Enhancing AWS Athena Efficiency - Building a Python Athena Client

#aws #python #serverless

Intro

So, a while back, as part of my work-related escapades,
I was assigned to a ticket that was about running a few quite complex SQL queries in AWS Athena.

So, I moved the ticket to "in progress" and started working on it.
When I opened boto3 Athena documentation
my first thought was "Ohh, it will be a tough journey" 😄

What is AWS Athena?

For those unfamiliar, Athena is Amazon's serverless query service that lets you analyze data in S3 using standard SQL.
Athena offers the power of SQL queries on data stored in S3.

If you have not heard about AWS Athena, I encourage you to take a look at this service.
You can read more about it here.

The problem with Athena

Managing Athena queries is a formidable task especially when you're dealing with a heap of queries (that was my case).

Those who have ever worked with AWS Athena know what I'm talking about 😉.

In a nutshell, the whole process looks as follows:

you run the query
as a result of the above, you get the query execution id
if the query state value is "successful" you can fetch the query result
if it is succeeded you can fetch the query result

About the above, let me highlight the most problematic things, at least from my perspective:

you have to monitor query states, you have to ensure they are completed successfully
you have to monitor query execution time (it demands constant vigilance)
you have to handle result pagination (by default Athena returns only the first 1000 records)
you have to take care of error management
Athena returns describe <table> statement result as plain text

I'm highlighting it because when I saw the ticket at the beginning
I was almost sure that it would be as simple as running any SQL statement in some SQL database.

That's why I decided to write a custom Python Athena client, that will solve all of these problems.

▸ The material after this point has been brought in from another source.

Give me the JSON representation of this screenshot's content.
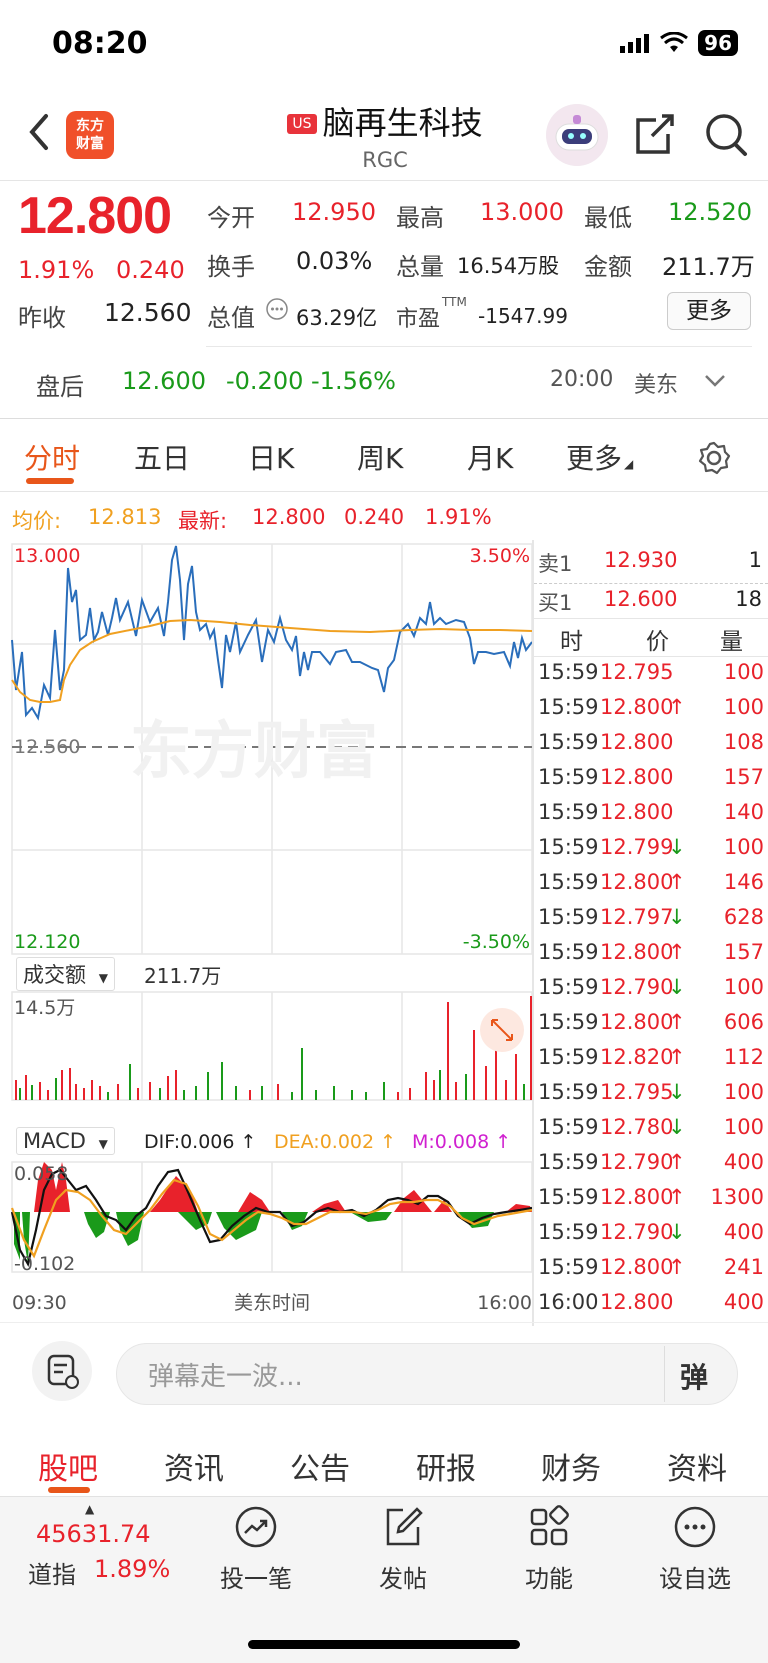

The goal was simple: a nice and stable interface that would hide all the Athena’s meanders.

Implementation

The requirements are as follows:

I want to be able to execute a single query in AWS Athena
I want to be able to execute multiple queries in AWS Athena at once (as it is a serverless service, and it scales very well)
I want to have query results as a list of dicts
I don't want to cast the column values, everything is returned as a string even if a column type is, for example, timestamp, or integer

Check the code below 🚀

import time
from concurrent.futures import ThreadPoolExecutor, as_completed
from dataclasses import dataclass, field
from enum import Enum, unique
from logging import Logger
from typing import Any, Dict, List, Optional

from botocore.exceptions import ClientError
from mypy_boto3_athena.client import AthenaClient as AthenaSdkClient
from typing_extensions import TypeAlias

AthenaQueryResult: TypeAlias = List[Dict[str, Any]]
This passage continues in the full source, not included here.